Table 5 Valence and arousal values for Severus Snape and Draco Malfoy

8 Conclusion

As a literary phenomenon, fanfiction is more than the re-phrasing of limited aspect of its reference material. Fanfictions often go much further than superficial modifications or additions and subvert their source text. For these re-workings, character conceptions and constellations are central, as they are equally influential in the broader fanfiction community. Especially for Harry Potter as the first »›threshold fandom of the internet era« (Tosenberger 2014, p. 9) and one of the most dominant fandoms in juvenile and young adult fiction, characters and their identification potential for readers are important structuring devices.

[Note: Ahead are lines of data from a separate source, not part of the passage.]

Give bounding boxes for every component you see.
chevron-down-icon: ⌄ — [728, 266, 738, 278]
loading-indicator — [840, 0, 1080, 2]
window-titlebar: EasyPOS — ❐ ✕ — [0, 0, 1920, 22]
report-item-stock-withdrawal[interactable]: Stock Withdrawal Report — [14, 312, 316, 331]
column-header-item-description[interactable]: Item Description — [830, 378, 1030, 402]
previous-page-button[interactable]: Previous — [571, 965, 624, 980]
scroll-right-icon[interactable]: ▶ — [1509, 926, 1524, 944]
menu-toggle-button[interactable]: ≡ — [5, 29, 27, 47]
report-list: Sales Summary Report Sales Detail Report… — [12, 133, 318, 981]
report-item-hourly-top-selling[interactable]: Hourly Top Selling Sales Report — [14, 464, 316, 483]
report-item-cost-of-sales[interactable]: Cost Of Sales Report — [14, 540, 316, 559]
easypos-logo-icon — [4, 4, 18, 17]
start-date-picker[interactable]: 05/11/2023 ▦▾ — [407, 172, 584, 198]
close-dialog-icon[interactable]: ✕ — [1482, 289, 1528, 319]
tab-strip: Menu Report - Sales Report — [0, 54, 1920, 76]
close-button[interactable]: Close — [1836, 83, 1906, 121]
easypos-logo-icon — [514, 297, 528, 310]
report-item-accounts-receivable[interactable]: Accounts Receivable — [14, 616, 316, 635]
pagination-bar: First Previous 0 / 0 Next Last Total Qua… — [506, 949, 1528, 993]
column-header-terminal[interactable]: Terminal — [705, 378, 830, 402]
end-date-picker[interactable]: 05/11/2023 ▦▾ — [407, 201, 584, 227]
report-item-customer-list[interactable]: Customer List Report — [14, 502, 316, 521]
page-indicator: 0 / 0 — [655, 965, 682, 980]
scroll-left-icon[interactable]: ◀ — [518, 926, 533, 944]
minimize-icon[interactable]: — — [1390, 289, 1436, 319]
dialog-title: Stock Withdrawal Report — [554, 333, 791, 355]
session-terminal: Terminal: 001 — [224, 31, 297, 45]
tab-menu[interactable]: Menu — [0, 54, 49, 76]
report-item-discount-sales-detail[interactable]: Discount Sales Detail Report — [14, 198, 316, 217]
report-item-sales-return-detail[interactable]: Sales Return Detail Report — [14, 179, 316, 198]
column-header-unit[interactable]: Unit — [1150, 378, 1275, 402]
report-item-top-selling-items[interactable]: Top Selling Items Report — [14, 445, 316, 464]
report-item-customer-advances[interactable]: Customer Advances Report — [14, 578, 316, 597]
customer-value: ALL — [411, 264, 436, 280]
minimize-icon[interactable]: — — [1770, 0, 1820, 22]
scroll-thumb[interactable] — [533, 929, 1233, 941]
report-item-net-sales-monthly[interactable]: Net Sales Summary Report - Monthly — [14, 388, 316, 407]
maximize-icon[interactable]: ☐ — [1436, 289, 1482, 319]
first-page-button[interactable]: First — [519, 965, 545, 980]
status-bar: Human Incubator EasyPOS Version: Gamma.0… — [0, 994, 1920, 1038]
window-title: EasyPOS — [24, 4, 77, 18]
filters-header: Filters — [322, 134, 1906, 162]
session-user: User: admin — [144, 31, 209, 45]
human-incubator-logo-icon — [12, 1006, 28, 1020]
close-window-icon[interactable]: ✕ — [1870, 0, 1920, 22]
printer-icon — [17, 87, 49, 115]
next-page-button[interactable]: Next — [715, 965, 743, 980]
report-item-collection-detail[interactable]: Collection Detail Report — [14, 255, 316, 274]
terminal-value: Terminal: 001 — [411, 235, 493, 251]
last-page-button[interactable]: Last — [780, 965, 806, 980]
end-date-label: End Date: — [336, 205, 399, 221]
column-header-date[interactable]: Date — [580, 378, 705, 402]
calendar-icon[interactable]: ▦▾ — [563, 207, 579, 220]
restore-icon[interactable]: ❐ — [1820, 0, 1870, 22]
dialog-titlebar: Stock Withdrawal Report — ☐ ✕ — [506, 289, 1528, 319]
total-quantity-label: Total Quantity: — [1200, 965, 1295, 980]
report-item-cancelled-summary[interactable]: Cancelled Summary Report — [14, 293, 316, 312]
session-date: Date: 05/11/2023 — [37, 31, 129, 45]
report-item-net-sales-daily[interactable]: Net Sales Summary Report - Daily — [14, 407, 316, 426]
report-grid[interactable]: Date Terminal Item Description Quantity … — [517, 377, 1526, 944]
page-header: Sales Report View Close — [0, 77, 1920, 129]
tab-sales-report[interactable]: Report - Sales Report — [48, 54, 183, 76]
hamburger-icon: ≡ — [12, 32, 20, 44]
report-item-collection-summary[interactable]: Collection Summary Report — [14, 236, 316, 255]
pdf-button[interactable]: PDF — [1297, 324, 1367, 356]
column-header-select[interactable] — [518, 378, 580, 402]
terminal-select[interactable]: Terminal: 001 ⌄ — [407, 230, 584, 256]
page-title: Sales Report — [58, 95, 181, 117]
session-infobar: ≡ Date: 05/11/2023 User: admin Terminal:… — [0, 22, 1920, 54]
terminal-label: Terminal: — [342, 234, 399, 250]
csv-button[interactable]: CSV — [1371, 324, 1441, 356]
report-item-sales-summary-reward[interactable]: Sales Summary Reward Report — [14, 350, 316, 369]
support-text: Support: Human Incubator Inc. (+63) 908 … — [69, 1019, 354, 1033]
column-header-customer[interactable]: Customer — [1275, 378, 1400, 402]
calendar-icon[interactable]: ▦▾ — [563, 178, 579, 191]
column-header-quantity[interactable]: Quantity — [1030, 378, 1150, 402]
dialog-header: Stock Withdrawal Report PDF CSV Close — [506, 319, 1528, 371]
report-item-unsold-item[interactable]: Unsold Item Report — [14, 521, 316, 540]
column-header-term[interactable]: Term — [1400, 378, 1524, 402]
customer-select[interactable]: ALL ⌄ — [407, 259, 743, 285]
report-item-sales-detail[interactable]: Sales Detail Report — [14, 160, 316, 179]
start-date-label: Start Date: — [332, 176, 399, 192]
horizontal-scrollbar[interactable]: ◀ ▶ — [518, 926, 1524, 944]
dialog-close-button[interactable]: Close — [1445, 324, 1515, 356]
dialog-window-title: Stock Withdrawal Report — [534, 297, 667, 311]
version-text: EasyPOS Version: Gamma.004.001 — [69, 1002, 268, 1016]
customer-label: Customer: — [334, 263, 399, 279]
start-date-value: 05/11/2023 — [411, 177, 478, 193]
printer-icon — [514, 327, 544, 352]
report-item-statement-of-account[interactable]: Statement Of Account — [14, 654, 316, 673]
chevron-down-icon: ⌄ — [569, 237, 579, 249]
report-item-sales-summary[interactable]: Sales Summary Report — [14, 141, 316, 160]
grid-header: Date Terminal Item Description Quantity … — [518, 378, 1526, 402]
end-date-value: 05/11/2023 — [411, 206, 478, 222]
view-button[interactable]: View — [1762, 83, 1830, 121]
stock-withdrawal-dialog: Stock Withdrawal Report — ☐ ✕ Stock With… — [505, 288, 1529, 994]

With the three-part structure of our methodological approach, we were able to outline possible shift in characters on three levels: the relative frequency of character names, the co-occurrence of the character names and collocations of these character pairings, and the characters’ emotional profiles, derived from their position of character names in word embeddings. On all levels, we found that characters who fulfill the following prerequisites are particularly likely to experience a shift—may it be quantitative or qualitative—in fanfictions: Generally, minor characters gain importance in fanfictions, which corresponds to the idea of narrative gaps as motivators for fanfiction writers. Similarly, characters who canonically only appear in pre- or sequels are more frequently featured. If characters from either of these groups, but also more frequently appearing characters, such as antagonists, lend themselves well to fanfiction tropes, as, for example, »Enemies to Lovers«, they tend to be even more over-represented when compared to the original novels. Characters who undergo such a transformation, as, for example, Draco Malfoy, are consequently also candidates for qualitative shifts. The general diversification of plot lines and contexts a character appears in is, however, also responsible for a character’s changed valence and arousal values.

The combination of three methods and the resulting three degrees of granularity helped us relate our results to theories presented in qualitative research. Especially the word embedding-based analysis of emotional profiles and characters’ valence and arousal values has proven to be a useful tool for the analysis of characters’ emotional charging. As the approach is easily adaptable for other fandoms, comparisons of other groups of texts, and for other research questions related to sentiment analysis, we will be working on the refinement of these methods in other contexts.